Sunday, March 01, 2015

Gitlin: "Why ‘The Enlightenment Project’ Is Necessary and Unending"

The whole thing is worth a careful read. A taste:
Subsequent philosophers and historians have made plain that the Enlightenment was not, and is not, a monolith. It was not even a proposition. Rather, it was a force-field of often conflicting arguments (Peter Gay), and it came in two main flavors, “moderate” and “radical” (Jonathan Israel). But what these variants of Enlightenment share is a commitment to reason—not as a cure-all or a final curriculum but as a means to know the world and, in the process, increase human well-being. This is not to say that a religious person is intrinsically unenlightened. It is to say that religious belief is not the way to ascertain, for example, the paths of the planets or the value of measles shots. It is also to say, whatever climate-change-denying cranks and perpetual-motion machine designers may think, that science does not produce graven tablets for eternal truths. It rightly revises ideas previously held firmly, even by scientists themselves. It’s not an end-point; it’s a journey.
...

... None of the attempts to build Enlightenment into the political world were without grave flaws.

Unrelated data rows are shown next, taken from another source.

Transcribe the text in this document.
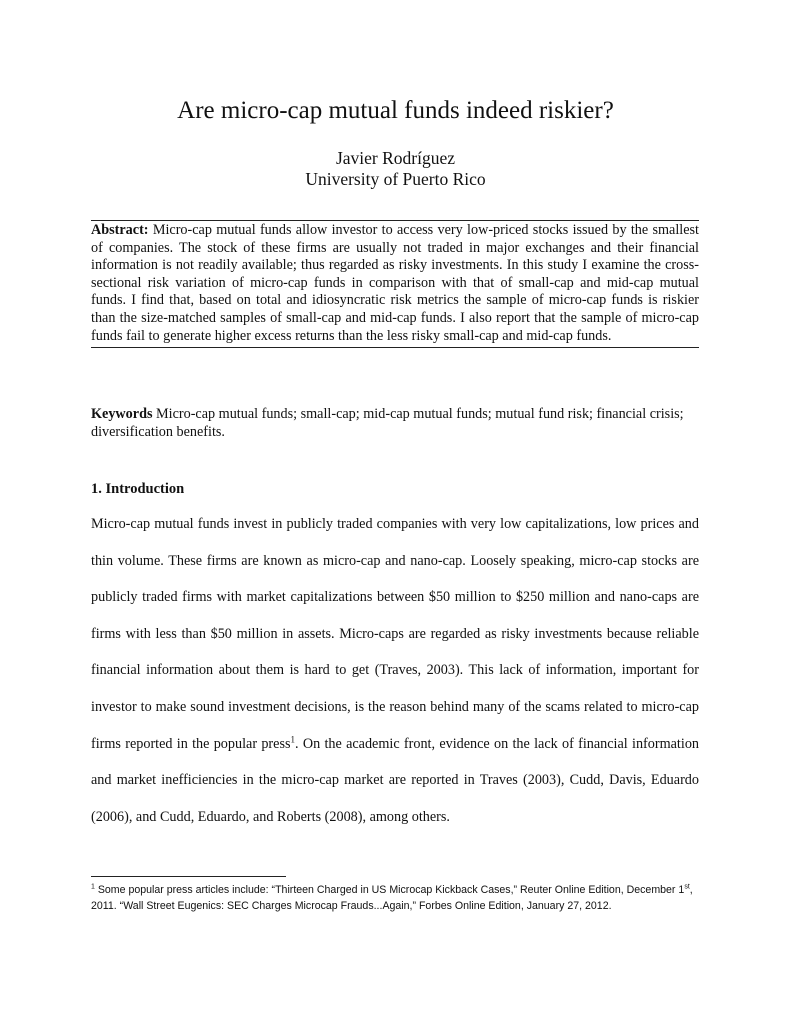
Are micro-cap mutual funds indeed riskier?
Javier Rodríguez
University of Puerto Rico

Abstract: Micro-cap mutual funds allow investor to access very low-priced stocks issued by the smallest of companies. The stock of these firms are usually not traded in major exchanges and their financial information is not readily available; thus regarded as risky investments. In this study I examine the cross-sectional risk variation of micro-cap funds in comparison with that of small-cap and mid-cap mutual funds. I find that, based on total and idiosyncratic risk metrics the sample of micro-cap funds is riskier than the size-matched samples of small-cap and mid-cap funds. I also report that the sample of micro-cap funds fail to generate higher excess returns than the less risky small-cap and mid-cap funds.

Keywords Micro-cap mutual funds; small-cap; mid-cap mutual funds; mutual fund risk; financial crisis; diversification benefits.

1. Introduction

Micro-cap mutual funds invest in publicly traded companies with very low capitalizations, low prices and thin volume. These firms are known as micro-cap and nano-cap. Loosely speaking, micro-cap stocks are publicly traded firms with market capitalizations between $50 million to $250 million and nano-caps are firms with less than $50 million in assets. Micro-caps are regarded as risky investments because reliable financial information about them is hard to get (Traves, 2003). This lack of information, important for investor to make sound investment decisions, is the reason behind many of the scams related to micro-cap firms reported in the popular press$^1$. On the academic front, evidence on the lack of financial information and market inefficiencies in the micro-cap market are reported in Traves (2003), Cudd, Davis, Eduardo (2006), and Cudd, Eduardo, and Roberts (2008), among others.

$^1$ Some popular press articles include: “Thirteen Charged in US Microcap Kickback Cases,” Reuter Online Edition, December 1st, 2011. “Wall Street Eugenics: SEC Charges Microcap Frauds...Again,” Forbes Online Edition, January 27, 2012.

The American Constitution accepted the abomination of slavery, while the French abolished it on their territory, as did the Haitians, whose Constitution of 1801 fell rather far short of democracy by installing Toussaint Louverture as governor general for Life. So it goes in the Age of Enlightenment. ...
I think George Washington, who I see as a man of the moderate Enlightenment, had some of these folks in mind when he referred to "minds of peculiar structure" who didn't need conventional religion in order to behave morally. But some of those minds were really freakin' "peculiar." 
It is also true that Newton was a devout Christian who found secret messages hidden in the Bible and that the great mathematician Kurt Gödel was obsessed with the fear that he would be poisoned if he ate any food not cooked by his wife—so much so that, when she was hospitalized, he starved himself to death.